District 32: Jeanie Lauer is a pragmatic Republican who uses her experience as a business owner and former Blue Springs City Council member to craft sensible legislation and solve problems. She deserves a third term and is the choice over Democrat Andrew Herman.

District 33: Retired educator Donna Pfautsch, a Republican, has been an independent-thinking, hard-working lawmaker and should remain in this Harrisonville-based seat. She is being challenged by Syed Asif, a Democrat, and Matthew Stephens, a Libertarian.

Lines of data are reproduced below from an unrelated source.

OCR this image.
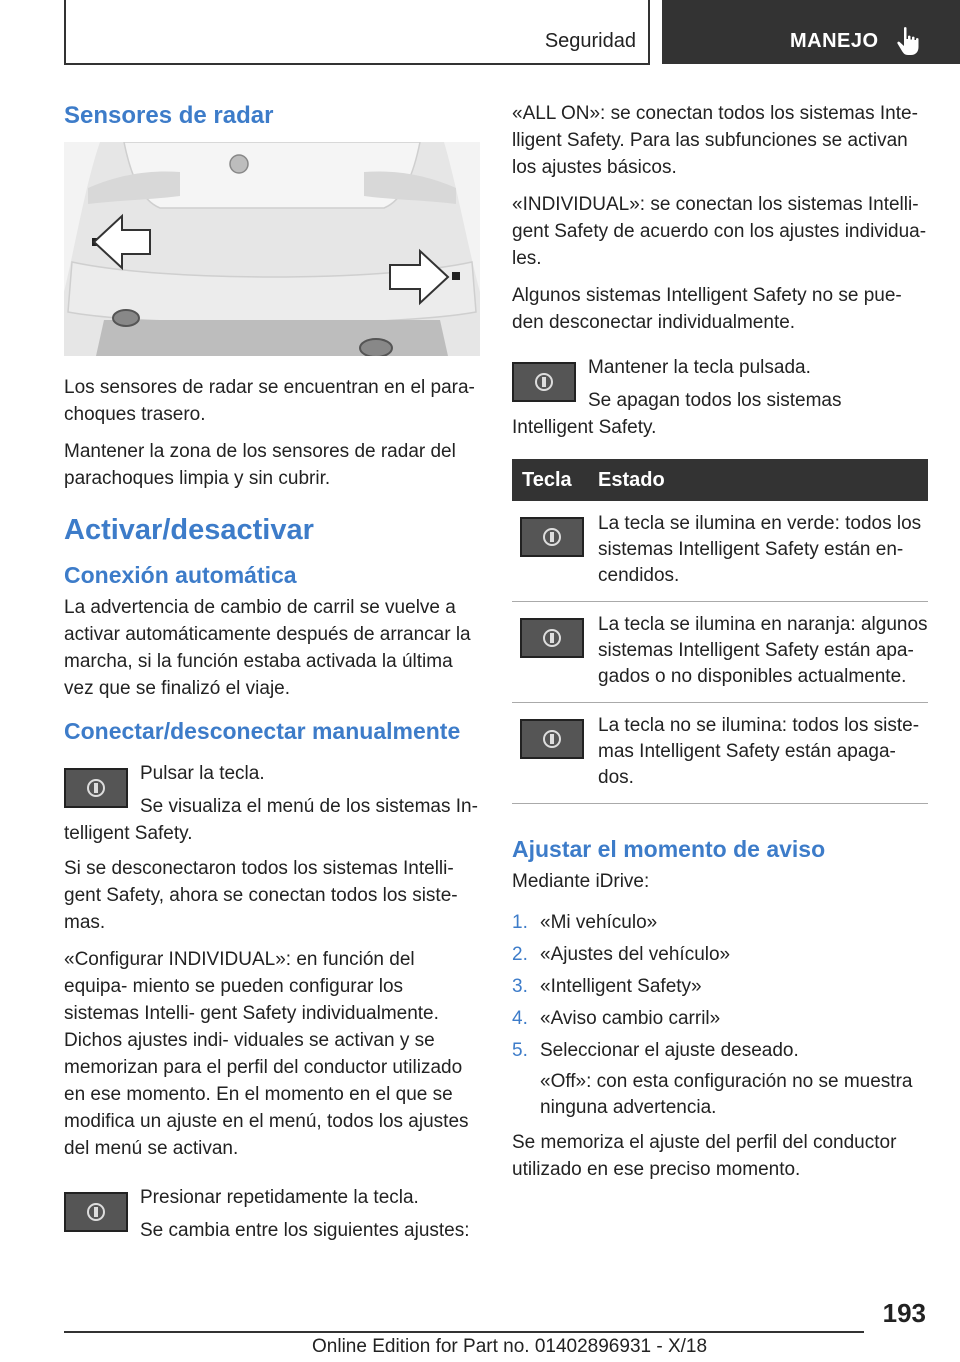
Seguridad	MANEJO
Sensores de radar

Los sensores de radar se encuentran en el para- choques trasero.

Mantener la zona de los sensores de radar del parachoques limpia y sin cubrir.

Activar/desactivar
Conexión automática

La advertencia de cambio de carril se vuelve a activar automáticamente después de arrancar la marcha, si la función estaba activada la última vez que se finalizó el viaje.

Conectar/desconectar manualmente

Pulsar la tecla.

Se visualiza el menú de los sistemas In- telligent Safety.

Si se desconectaron todos los sistemas Intelli- gent Safety, ahora se conectan todos los siste- mas.

«Configurar INDIVIDUAL»: en función del equipa- miento se pueden configurar los sistemas Intelli- gent Safety individualmente. Dichos ajustes indi- viduales se activan y se memorizan para el perfil del conductor utilizado en ese momento. En el momento en el que se modifica un ajuste en el menú, todos los ajustes del menú se activan.

Presionar repetidamente la tecla.

Se cambia entre los siguientes ajustes:

«ALL ON»: se conectan todos los sistemas Inte- lligent Safety. Para las subfunciones se activan los ajustes básicos.

«INDIVIDUAL»: se conectan los sistemas Intelli- gent Safety de acuerdo con los ajustes individua- les.

Algunos sistemas Intelligent Safety no se pue- den desconectar individualmente.

Mantener la tecla pulsada.

Se apagan todos los sistemas Intelligent Safety.

Tecla	Estado

	La tecla se ilumina en verde: todos los sistemas Intelligent Safety están en- cendidos.

	La tecla se ilumina en naranja: algunos sistemas Intelligent Safety están apa- gados o no disponibles actualmente.

	La tecla no se ilumina: todos los siste- mas Intelligent Safety están apaga- dos.
Ajustar el momento de aviso

Mediante iDrive:

1. «Mi vehículo»
2. «Ajustes del vehículo»
3. «Intelligent Safety»
4. «Aviso cambio carril»
5. Seleccionar el ajuste deseado.
«Off»: con esta configuración no se muestra ninguna advertencia.

Se memoriza el ajuste del perfil del conductor utilizado en ese preciso momento.

193
Online Edition for Part no. 01402896931 - X/18
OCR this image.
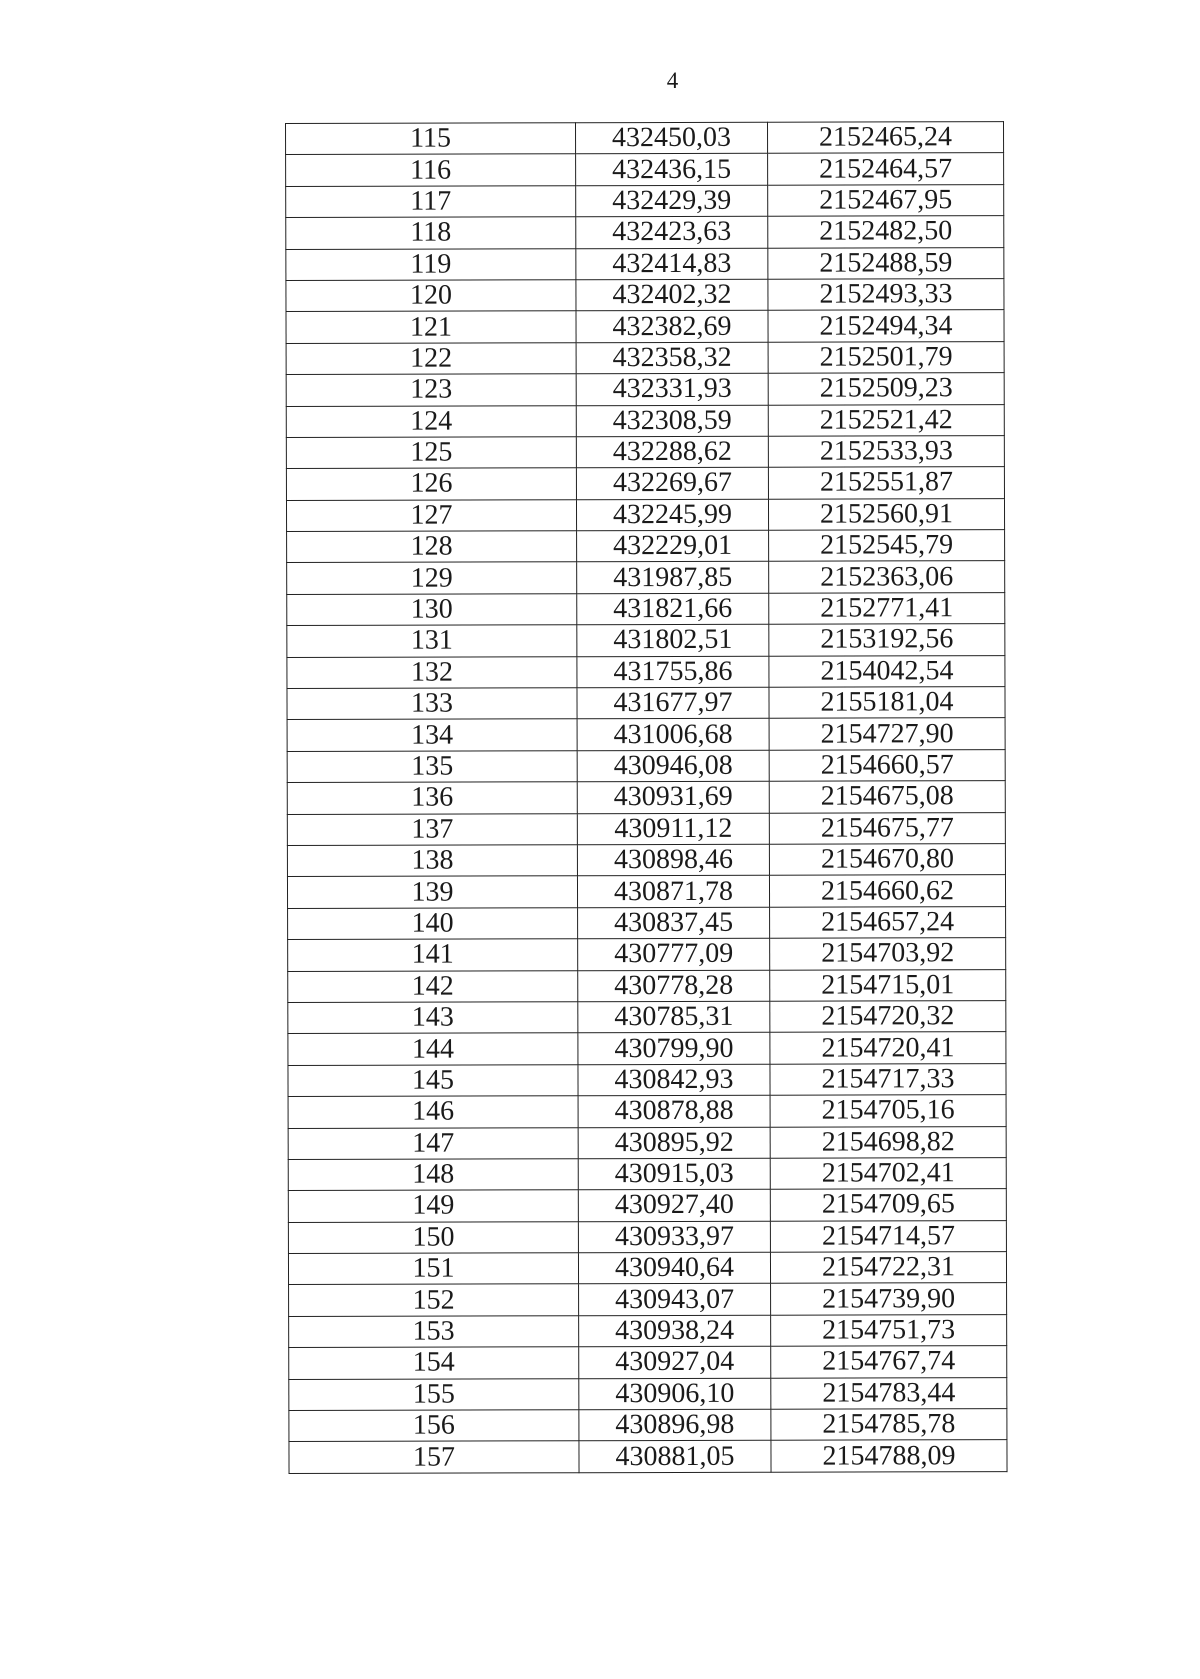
4
115	432450,03	2152465,24
116	432436,15	2152464,57
117	432429,39	2152467,95
118	432423,63	2152482,50
119	432414,83	2152488,59
120	432402,32	2152493,33
121	432382,69	2152494,34
122	432358,32	2152501,79
123	432331,93	2152509,23
124	432308,59	2152521,42
125	432288,62	2152533,93
126	432269,67	2152551,87
127	432245,99	2152560,91
128	432229,01	2152545,79
129	431987,85	2152363,06
130	431821,66	2152771,41
131	431802,51	2153192,56
132	431755,86	2154042,54
133	431677,97	2155181,04
134	431006,68	2154727,90
135	430946,08	2154660,57
136	430931,69	2154675,08
137	430911,12	2154675,77
138	430898,46	2154670,80
139	430871,78	2154660,62
140	430837,45	2154657,24
141	430777,09	2154703,92
142	430778,28	2154715,01
143	430785,31	2154720,32
144	430799,90	2154720,41
145	430842,93	2154717,33
146	430878,88	2154705,16
147	430895,92	2154698,82
148	430915,03	2154702,41
149	430927,40	2154709,65
150	430933,97	2154714,57
151	430940,64	2154722,31
152	430943,07	2154739,90
153	430938,24	2154751,73
154	430927,04	2154767,74
155	430906,10	2154783,44
156	430896,98	2154785,78
157	430881,05	2154788,09
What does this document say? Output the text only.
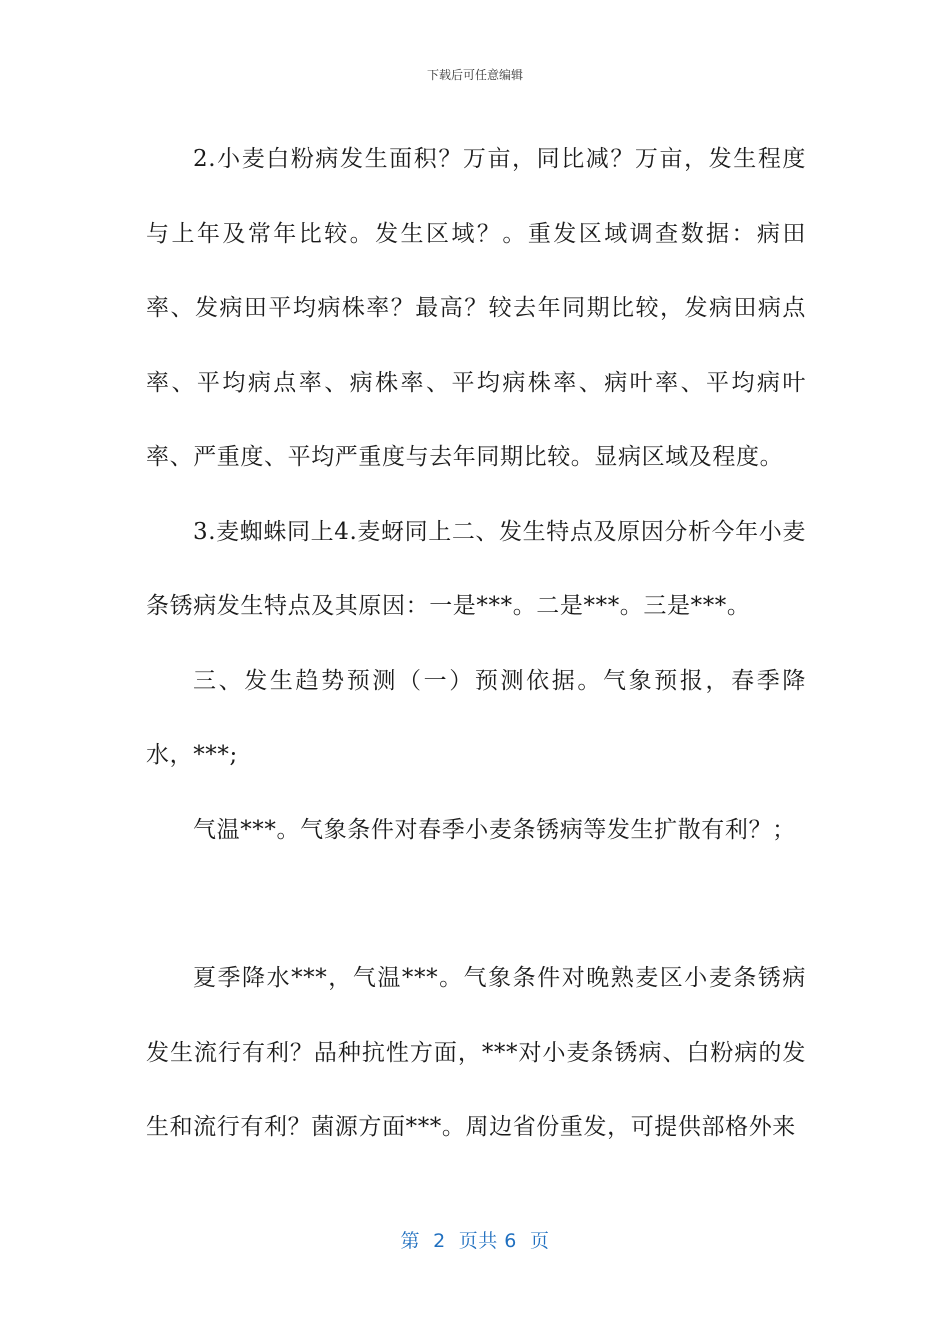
下载后可任意编辑

2.小麦白粉病发生面积？万亩，同比减？万亩，发生程度与上年及常年比较。发生区域？。重发区域调查数据：病田率、发病田平均病株率？最高？较去年同期比较，发病田病点率、平均病点率、病株率、平均病株率、病叶率、平均病叶率、严重度、平均严重度与去年同期比较。显病区域及程度。

3.麦蜘蛛同上4.麦蚜同上二、发生特点及原因分析今年小麦条锈病发生特点及其原因：一是***。二是***。三是***。

三、发生趋势预测（一）预测依据。气象预报，春季降水，***;

气温***。气象条件对春季小麦条锈病等发生扩散有利？；

夏季降水***，气温***。气象条件对晚熟麦区小麦条锈病发生流行有利？品种抗性方面，***对小麦条锈病、白粉病的发生和流行有利？菌源方面***。周边省份重发，可提供部格外来

第  2  页共 6  页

District 34: For this open Lee’s Summit seat, retired autoworker Dale Mercer, a Democrat, presents a thoughtful, moderate choice who would fight for ethics reform. Republican Rebecca Roeber appears ready to join the hard-right flank of the GOP that is more concerned about reining in “big government” than in solving problems.

District 35: Democrat Ken Duvall, a lawyer, shows a keen grasp of Missouri’s tax structure and the problems that recent legislative actions have posed for working families. He is a much better pick for this Lee’s Summit-based district than incumbent Republican Gary Cross, who has not made much of an imprint in his two terms in the Capitol.

District 36: Incumbent Kevin McManus is a bright light in the Democratic caucus, sponsoring good legislation on ethics reform and a truce in the economic development “border war” with Kansas. He deserves to be re-elected in this south Kansas City district. His GOP opponent is Nola Wood.

District 56: Patty Johnson, the Democratic candidate, would vote to expand Medicaid and fully fund essential services. She is a better choice than Republican Jack Bondon to replace retiring GOP Rep. Chris Molendorp in the Belton-based seat. Molendorp was an independent thinker, but Bondon appears to embrace the GOP platform wholesale.